De mensen die bij ons komen spelen, doen dat uit overtuiging

‘Het orkest zelf is flexibeler geworden. Indertijd was de invloed van de FNV, de vakbond, nog vrij groot en de musici waren doorgaans Nederlanders. Dat is door de EU snel veranderd. De nieuwe musici kennen elkaar vaak al uit de internationale muziekwereld. Ze kiezen om muzikale redenen voor Amsterdam, ondanks het feit dat Nederland een duur land is om te wonen en de salariëring, die wel een stuk is verbeterd, nog steeds niet kan concurreren met de grote Duitse orkesten. De mensen die bij ons komen spelen, doen dat uit muzikale overtuiging en ze blijven ook. Ze worden overal gevraagd om solist te zijn en masterclasses te geven. Dat heeft internationaal gezien een grote uitstraling.’

Ook wat dirigenten betreft, is er veel veranderd

‘Bernard Haitink als chef-dirigent heb ik een kleine tien jaar meegemaakt. De programmering was toen anders: voor de pauze een ouverture en dan een Haydn- of Mozart-symfonie of een piano- of vioolconcert, en na de pauze een groot werk. Dat vond ik wel prettig, qua beleving, moet ik zeggen. Nu komt er van begin tot eind een enorme orkestklank over je heen. Dat begon met Riccardo Chailly. Hij is een virtuoos dirigent, kan alles aangeven en is ritmisch precies. Veel oudere musici waren dat niet zo gewend, er was meer vrijheid in frasering. Vanaf die tijd is het orkest door pensionering in snel tempo veranderd. Na Chailly heeft Mariss Jansons dat precieze voortgezet, maar vanuit een andere achtergrond waarin ik onder meer Kondrasjin herken, ook een Pietje precies, maar dat komt waarschijnlijk door hun Russische scholing en achtergrond.
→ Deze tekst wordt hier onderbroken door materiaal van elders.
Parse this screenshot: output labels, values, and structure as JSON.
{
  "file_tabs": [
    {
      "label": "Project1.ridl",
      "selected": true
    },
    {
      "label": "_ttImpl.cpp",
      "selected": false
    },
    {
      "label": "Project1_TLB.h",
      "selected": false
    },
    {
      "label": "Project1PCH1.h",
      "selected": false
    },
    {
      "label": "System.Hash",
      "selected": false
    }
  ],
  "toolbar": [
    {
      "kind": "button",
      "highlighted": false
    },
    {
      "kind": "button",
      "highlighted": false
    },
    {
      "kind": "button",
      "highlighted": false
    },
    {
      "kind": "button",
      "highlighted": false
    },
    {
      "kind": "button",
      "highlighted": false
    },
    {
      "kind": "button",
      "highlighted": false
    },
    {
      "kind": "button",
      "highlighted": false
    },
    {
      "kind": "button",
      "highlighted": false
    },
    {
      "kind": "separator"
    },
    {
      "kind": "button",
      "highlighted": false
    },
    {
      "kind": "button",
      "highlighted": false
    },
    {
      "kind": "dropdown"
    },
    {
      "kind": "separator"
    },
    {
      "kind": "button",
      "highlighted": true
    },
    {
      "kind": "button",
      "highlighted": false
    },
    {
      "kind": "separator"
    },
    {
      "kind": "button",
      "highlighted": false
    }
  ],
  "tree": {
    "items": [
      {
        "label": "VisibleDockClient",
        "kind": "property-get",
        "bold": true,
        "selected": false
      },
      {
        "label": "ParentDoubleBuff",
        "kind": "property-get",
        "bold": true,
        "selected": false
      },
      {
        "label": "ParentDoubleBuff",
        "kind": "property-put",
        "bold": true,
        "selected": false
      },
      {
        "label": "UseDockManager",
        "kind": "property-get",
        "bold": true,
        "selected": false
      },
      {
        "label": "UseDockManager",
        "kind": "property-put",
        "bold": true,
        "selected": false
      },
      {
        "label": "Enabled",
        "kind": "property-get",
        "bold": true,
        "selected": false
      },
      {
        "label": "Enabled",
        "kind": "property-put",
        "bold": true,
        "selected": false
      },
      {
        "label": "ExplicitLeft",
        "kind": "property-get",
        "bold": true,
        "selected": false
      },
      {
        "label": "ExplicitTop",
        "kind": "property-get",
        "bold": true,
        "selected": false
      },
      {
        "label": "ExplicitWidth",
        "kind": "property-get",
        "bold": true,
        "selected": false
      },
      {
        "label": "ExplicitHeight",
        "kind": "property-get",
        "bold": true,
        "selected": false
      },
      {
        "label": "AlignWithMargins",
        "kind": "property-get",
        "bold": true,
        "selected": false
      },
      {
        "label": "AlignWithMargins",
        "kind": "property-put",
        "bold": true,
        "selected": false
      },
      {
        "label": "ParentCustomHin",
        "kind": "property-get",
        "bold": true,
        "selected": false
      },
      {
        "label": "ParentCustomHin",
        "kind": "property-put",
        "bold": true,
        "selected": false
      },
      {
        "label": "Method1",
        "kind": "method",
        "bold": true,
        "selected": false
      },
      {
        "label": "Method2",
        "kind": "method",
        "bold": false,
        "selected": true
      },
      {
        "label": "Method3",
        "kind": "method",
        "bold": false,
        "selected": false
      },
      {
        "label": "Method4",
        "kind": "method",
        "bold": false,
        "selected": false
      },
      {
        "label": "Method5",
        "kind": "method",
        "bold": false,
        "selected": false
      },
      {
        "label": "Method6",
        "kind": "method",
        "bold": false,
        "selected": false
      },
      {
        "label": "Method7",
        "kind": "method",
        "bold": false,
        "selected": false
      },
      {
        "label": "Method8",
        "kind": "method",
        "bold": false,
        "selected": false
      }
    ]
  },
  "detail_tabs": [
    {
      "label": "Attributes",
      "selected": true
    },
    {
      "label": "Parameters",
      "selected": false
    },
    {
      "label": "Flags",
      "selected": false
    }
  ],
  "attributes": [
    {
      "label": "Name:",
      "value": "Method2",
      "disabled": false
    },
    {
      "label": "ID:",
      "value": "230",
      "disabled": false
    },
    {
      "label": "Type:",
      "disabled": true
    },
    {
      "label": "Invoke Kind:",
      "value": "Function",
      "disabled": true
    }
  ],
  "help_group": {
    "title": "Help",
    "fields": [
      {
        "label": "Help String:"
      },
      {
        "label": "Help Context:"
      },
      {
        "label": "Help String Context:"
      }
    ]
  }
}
In die periode was ook Harnoncourt nog volop actief. Een melodie afronden en tonen, die je als je ze bij wijze van spreken niet speelt toch wel hoort, geen nadruk geven. Als je dat meegemaakt hebt, dan denk je, zó moet dat. Hij was een volhardende leermeester. Hij heeft wat gefoeterd op de bassen onder anderen, vond dat wij vaak veel te nadrukkelijk speelden. Wij dachten: een bas is toch de bodem, dan zei hij: ja, maar dat hoor je tóch wel. Lange noten niet aanhouden, geen akkoorden die maar blijven liggen, “keine Verstopfungen”. Hij kan muziek driedimensionaal maken. Als je bepaalde zaken laat wegvallen, wegfaden, dan hoor je ook andere instrumenten die anders in de klank zouden opgaan. Dan krijgt de muziek ruimte en diepte. Ook gastdirigenten profiteerden daarvan. Heb je een potloodje en een stukje papier, dan kan ik laten zien, wat ik bedoel met dat driedimensionale. Ik kan de T van TRUUS zo schrijven, maar ik kan ook alleen de contouren aangeven. Dan krijg je driedimensionale letters met diepte. Je ziet toch duidelijk een T staan.'

'Ik denk dat ook Maria Pires muziek op die manier benadert. Kristian Bezuidenhout, de Zuid-Afrikaanse pianist en coming man in de pianoforte-wereld - al speelde hij bij ons een modern instrument -, laat ook soms iets verwaaien. Als ik een opvolger voor Harnoncourt zou willen noemen, dan is het Fischer. Dat is een van de meest poëtische dirigenten op dit moment. Zijn programma’s zijn mooi en evenwichtig, maar het is ook de uitvoeringspraktijk en zijn natuurlijk gezag. Hij zoekt naar een kamermuziekklank bij een groot orkest.’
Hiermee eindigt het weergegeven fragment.